The change is pervasive. But we are freed from cyclic references; ‘obj’ does not count as a reference to the original object. I haven’t seen this performed, but we could conceivably provide a uniform behavior if the reference is gone.

weakcall( obj, 'meth', arg1, arg2, kwarg= arg3 )

If obj is a member of a collection, we can just silently exclude it. The only provision for this currently is to hack-up a WeakKeyDic into a list; otherwise we will build or wait for WeakLists and WeakSets and so forth.

If obj is an attribute or variable then we will need to abort or have backup behavior. Remember Python’s Zen though:

Different packages offer different strategies for handling errors. ‘numpy’ will raise or drop an exception as you wish. The Python std. lib. has different functions for raising or dropping exceptions.

weakcall( obj, 'meth', arg1, arg2, kwarg= arg3, onerr= DROP )

By now we tread on ‘meth’'s signature, though, so we may need:

weakcall( obj, 'meth', onerr= DROP )( arg1, arg2, kwarg= arg3 )

Or we can pass the args and kwargs as a tuple and dict:

weakcall( obj, 'meth', onerr= DROP, args= ( arg1, arg2 ), kwas= dict( kwarg= arg3 ) )

We have our pick since we’re designing the ‘weakcall’ function ourselves. Advanced definitions could accept a dedicated object in the ‘onerr’ method, that defines a custom error-handling policy.

The only thing we can’t offload into ‘weakcall’ would be an assignment statement, and thanks to ‘setattr’ only strictly with present namespace variables. One day we will edit namespaces directly, as well as get an officially endorsed pointer to presently executing code, so we can just insinuate our assignment statement directly. 'Til then we just have hacks with which to make do for assigning out of a weakref to a variable.

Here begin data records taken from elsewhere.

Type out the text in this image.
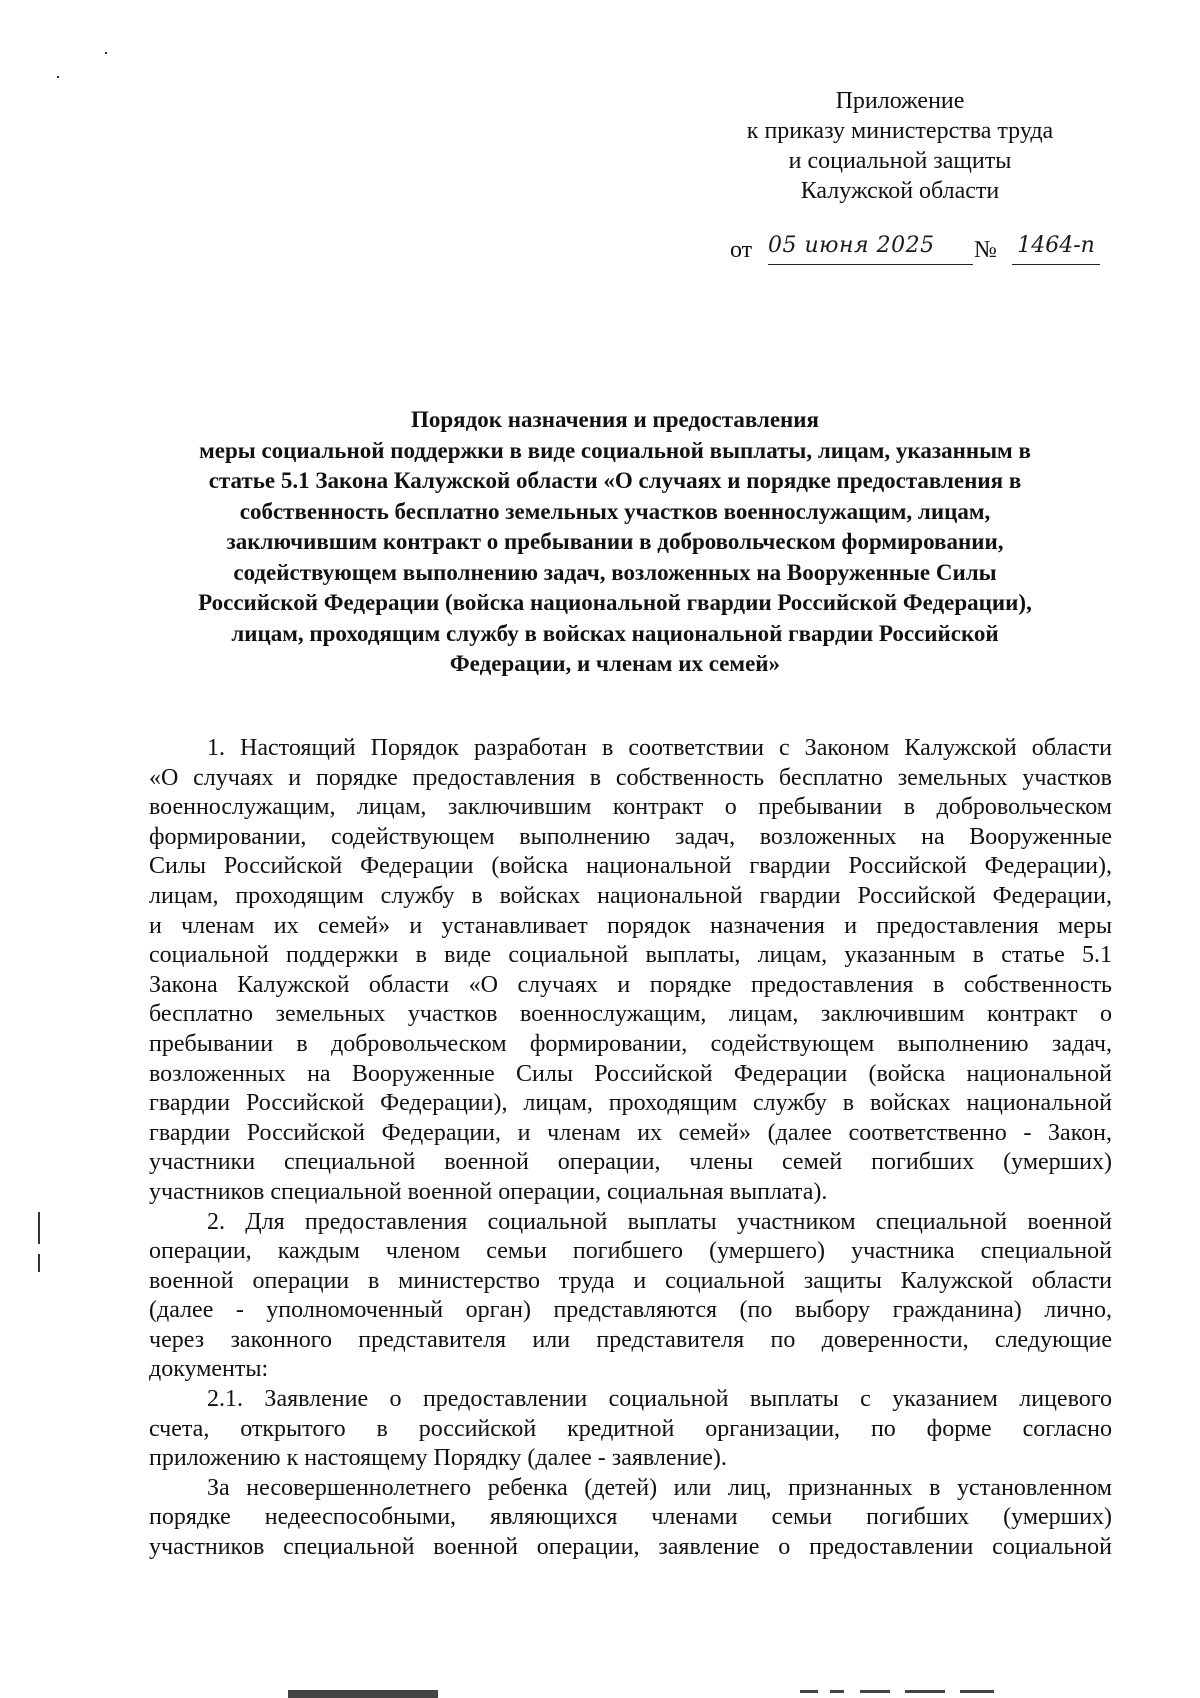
Приложение
к приказу министерства труда
и социальной защиты
Калужской области
от 05 июня 2025	№ 1464-п
Порядок назначения и предоставления
меры социальной поддержки в виде социальной выплаты, лицам, указанным в
статье 5.1 Закона Калужской области «О случаях и порядке предоставления в
собственность бесплатно земельных участков военнослужащим, лицам,
заключившим контракт о пребывании в добровольческом формировании,
содействующем выполнению задач, возложенных на Вооруженные Силы
Российской Федерации (войска национальной гвардии Российской Федерации),
лицам, проходящим службу в войсках национальной гвардии Российской
Федерации, и членам их семей»
1. Настоящий Порядок разработан в соответствии с Законом Калужской области
«О случаях и порядке предоставления в собственность бесплатно земельных участков
военнослужащим, лицам, заключившим контракт о пребывании в добровольческом
формировании, содействующем выполнению задач, возложенных на Вооруженные
Силы Российской Федерации (войска национальной гвардии Российской Федерации),
лицам, проходящим службу в войсках национальной гвардии Российской Федерации,
и членам их семей» и устанавливает порядок назначения и предоставления меры
социальной поддержки в виде социальной выплаты, лицам, указанным в статье 5.1
Закона Калужской области «О случаях и порядке предоставления в собственность
бесплатно земельных участков военнослужащим, лицам, заключившим контракт о
пребывании в добровольческом формировании, содействующем выполнению задач,
возложенных на Вооруженные Силы Российской Федерации (войска национальной
гвардии Российской Федерации), лицам, проходящим службу в войсках национальной
гвардии Российской Федерации, и членам их семей» (далее соответственно - Закон,
участники специальной военной операции, члены семей погибших (умерших)
участников специальной военной операции, социальная выплата).
2. Для предоставления социальной выплаты участником специальной военной
операции, каждым членом семьи погибшего (умершего) участника специальной
военной операции в министерство труда и социальной защиты Калужской области
(далее - уполномоченный орган) представляются (по выбору гражданина) лично,
через законного представителя или представителя по доверенности, следующие
документы:
2.1. Заявление о предоставлении социальной выплаты с указанием лицевого
счета, открытого в российской кредитной организации, по форме согласно
приложению к настоящему Порядку (далее - заявление).
За несовершеннолетнего ребенка (детей) или лиц, признанных в установленном
порядке недееспособными, являющихся членами семьи погибших (умерших)
участников специальной военной операции, заявление о предоставлении социальной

Yes that was me, IIRC in your “I want feedback” thread. What does it have to do with weak references?

Nothing at all. Just saying that much much later on if I have time, I’ll play around with it.

I don’t know if you caught the suggestion I made. You can sort of do the thing I’m suggesting on the movie I posted last night, of the proc. gen. city scene.

While the scene is playing, you can do:

-->print Globals.atten
Point3(0.003, 0.003, 0.003)
-->Globals.atten= Point3( 0.001, 0.001, 0.001 )

on the console and then all new lights have the new attenuation rate. It just uses ‘raw_input’, a ‘Queue.Queue’, and a separate thread.

I just discovered that WeakSet is included in Python 2.7. … ef.WeakSet

Although it didn’t appear in the What’s New doc.

No, I didn’t catch the suggestion. I’m still going over what you wrote, thinking, and just sorting all the info out in my brain. Might be a while on that.

This post of mine shows a big change. This change has actually been in the planning stages for two weeks, and actually changed this past week. Yeah, I took someone’s advice from the other thread again.

I know it’s a tiny difference in Geometry Class, but visually it’s huge! Thanks for sharing and keep up the good work.